I turned again and took another look at the man who remained seated and was still applying himself to the lobster with his cracker and a pick, like a plumber changing the washer on a tap. He was wearing a better suit than his men — a blue pinstripe, tailor-made — and a patterned silk tie that could only have been bought in France. A tie like that would have cost a week’s wages in the GDR and probably earned you a lot of awkward questions at the local police station, as would the large gold watch that flashed on his wrist like a miniature lighthouse as he gouged at the flesh of the lobster, which was the same color as the more abundant flesh of his powerful hands. His hair was still dark on top but cut so short against the sides of his wrecking ball of a head it looked like a priest’s black zucchetto. He’d put on some weight since last I’d seen him, and he hadn’t even started on the new potatoes, the mayonnaise, the asparagus tips, the salade niçoise , sweet cucumber pickles, and a plate of dark chocolate arranged on the table in front of him. With his boxer’s physique he reminded me strongly of Martin Bormann, Hitler’s deputy chief of staff; he was certainly every bit as dangerous.

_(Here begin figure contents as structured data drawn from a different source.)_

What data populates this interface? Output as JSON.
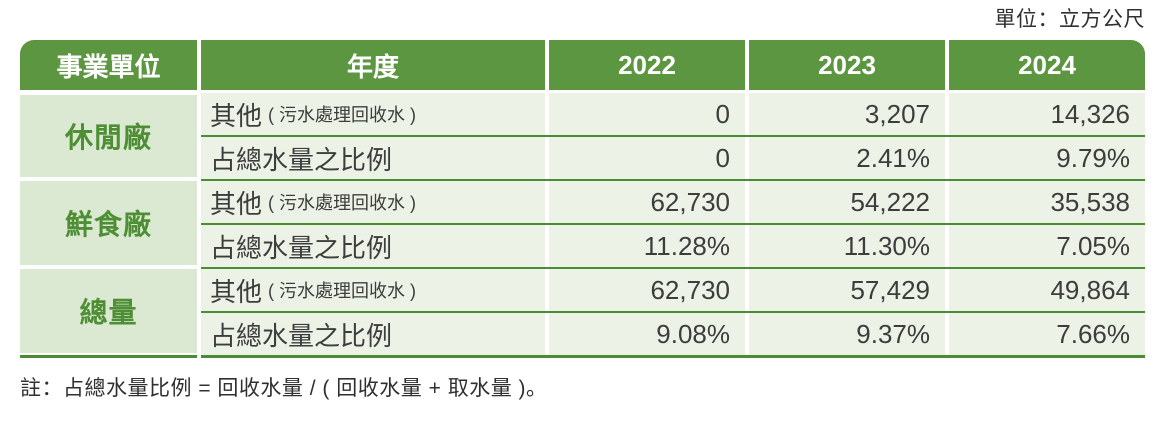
{
  "unit_label": "單位：立方公尺",
  "note": "註：占總水量比例 = 回收水量 / ( 回收水量 + 取水量 )。",
  "colors": {
    "header_green": "#5C9641",
    "group_label_bg": "#DCE9D2",
    "row_bg": "#EDF2E7",
    "line_green": "#4A8C33",
    "group_text_green": "#4E8F35",
    "text_dark": "#3C3D3C"
  },
  "table": {
    "header": {
      "unit_col": "事業單位",
      "year_col": "年度",
      "years": [
        "2022",
        "2023",
        "2024"
      ]
    },
    "groups": [
      {
        "name": "休閒廠",
        "rows": [
          {
            "metric_main": "其他",
            "metric_sub": "( 污水處理回收水 )",
            "values": [
              "0",
              "3,207",
              "14,326"
            ]
          },
          {
            "metric_main": "占總水量之比例",
            "metric_sub": "",
            "values": [
              "0",
              "2.41%",
              "9.79%"
            ]
          }
        ]
      },
      {
        "name": "鮮食廠",
        "rows": [
          {
            "metric_main": "其他",
            "metric_sub": "( 污水處理回收水 )",
            "values": [
              "62,730",
              "54,222",
              "35,538"
            ]
          },
          {
            "metric_main": "占總水量之比例",
            "metric_sub": "",
            "values": [
              "11.28%",
              "11.30%",
              "7.05%"
            ]
          }
        ]
      },
      {
        "name": "總量",
        "rows": [
          {
            "metric_main": "其他",
            "metric_sub": "( 污水處理回收水 )",
            "values": [
              "62,730",
              "57,429",
              "49,864"
            ]
          },
          {
            "metric_main": "占總水量之比例",
            "metric_sub": "",
            "values": [
              "9.08%",
              "9.37%",
              "7.66%"
            ]
          }
        ]
      }
    ]
  },
  "chart_data": {
    "type": "table",
    "title": "",
    "unit": "立方公尺",
    "columns": [
      "事業單位",
      "年度",
      "2022",
      "2023",
      "2024"
    ],
    "rows": [
      [
        "休閒廠",
        "其他 ( 污水處理回收水 )",
        "0",
        "3,207",
        "14,326"
      ],
      [
        "休閒廠",
        "占總水量之比例",
        "0",
        "2.41%",
        "9.79%"
      ],
      [
        "鮮食廠",
        "其他 ( 污水處理回收水 )",
        "62,730",
        "54,222",
        "35,538"
      ],
      [
        "鮮食廠",
        "占總水量之比例",
        "11.28%",
        "11.30%",
        "7.05%"
      ],
      [
        "總量",
        "其他 ( 污水處理回收水 )",
        "62,730",
        "57,429",
        "49,864"
      ],
      [
        "總量",
        "占總水量之比例",
        "9.08%",
        "9.37%",
        "7.66%"
      ]
    ],
    "note": "註：占總水量比例 = 回收水量 / ( 回收水量 + 取水量 )。"
  }
}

I sat down, poured myself a glass of white wine, and tossed my cigarette case onto the table in front of me.

“General Erich Mielke,” I said. “What an unexpected pleasure.”

“I’m sorry about bringing you here under false pretenses. But I knew you wouldn’t have come if I’d said it was I who was buying dinner.”

“Is she all right? Elisabeth? Just tell me that and then I’ll listen to whatever you have to say, General.”

“Yes, she’s fine.”

“I take it she’s not actually here in Nice.”

“No, she’s not. I’m sorry about that. But you’ll be glad to know that she was most reluctant to write that letter. I had to explain that the alternative would have been so much more painful, for you at least. So please don’t hold that letter against her. She wrote it for the best of reasons.” Mielke lifted an arm and snapped his fingers at the waiter. “Have something to eat. Have some wine. I drink very little myself but I’m told this is the best. Anything you like. I insist. The Ministry of State Security is paying. Only, please don’t smoke. I hate the smell of cigarettes, especially when I’m eating.”

“I’m not hungry, thanks.”

“Of course you are. You’re a Berliner. We don’t have to be hungry to eat. The war taught us to eat when there’s food on the table.”

“Well, there’s plenty of food on this table. Are we expecting anyone else? The Red Army, perhaps?”